Written by Bella Dalima
10 May, 2014 | 5:13 pm
Experts were so baffled by its unusually small size and its delicate design that some even suggested it was a fake, created in the 19th century.
Now CT scans have revealed not only is the case a genuine Egyptian artefact, it contains the rare remains of a mummified foetus thought to have been just 12 weeks into development when it died.
This revealed the majority of the interior of the case is taken up by folded strips of material, thought to be linen bandages.
Within these bandages is a darker area, about 3-inches (10cm) long, that the researchers claim is a foetus, in the foetal position with the placental sac.
Experts also identified what could be the foetus’ femur.

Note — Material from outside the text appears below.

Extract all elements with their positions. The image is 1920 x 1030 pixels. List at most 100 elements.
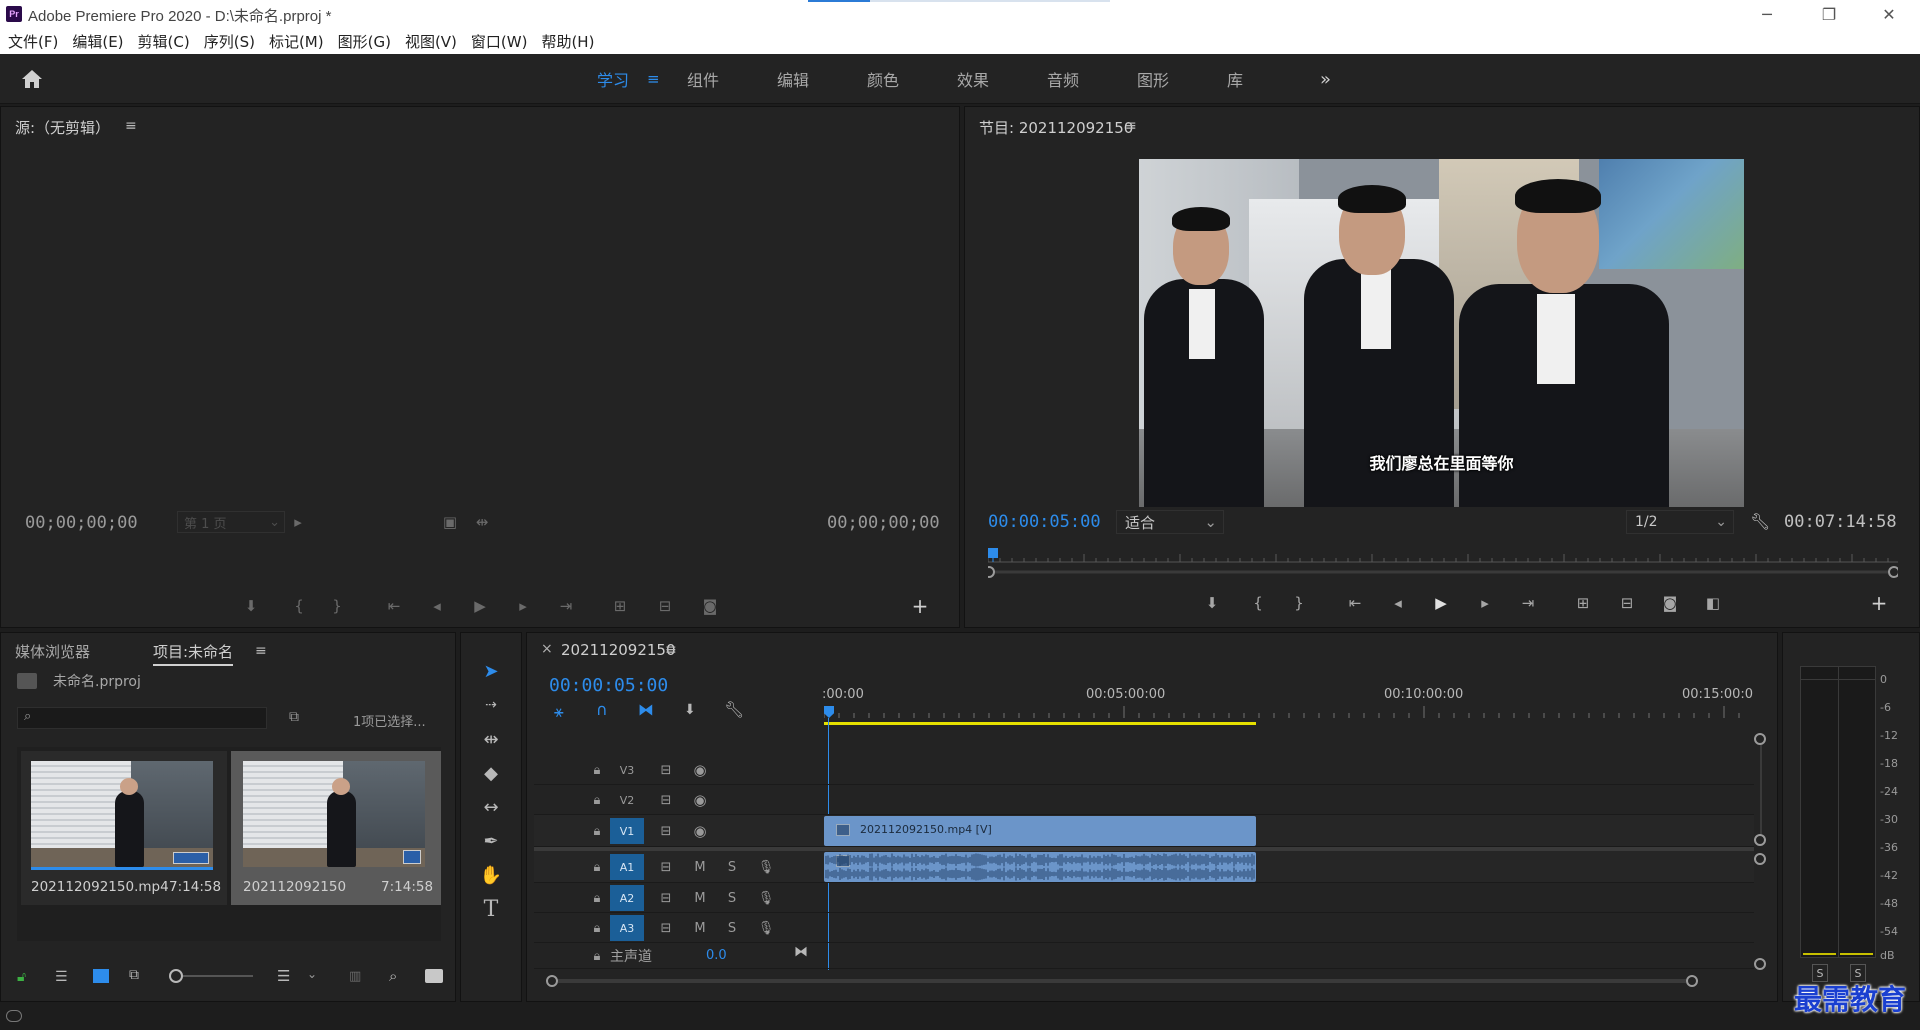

The length of the femur, together with the size of the dark patch, is consistent with that of a foetus 12 to 16 weeks into development, continued the researchers.
Another dark patch suggests an amulet was also placed in the case, and and there are several areas with dark circles resembling strings of beads or tassels.
The mummy, officially known as W1013, arrived in Wales in 1971, but nothing is known about how Henry Wellcome acquired it.
The mummy is made of cartonnage – layers of linen stiffened with glue – and is shown wearing a yellow and blue striped wig and wide collar.
This, coupled with its red face, suggests it belongs to a male as was customary for mummies of that time.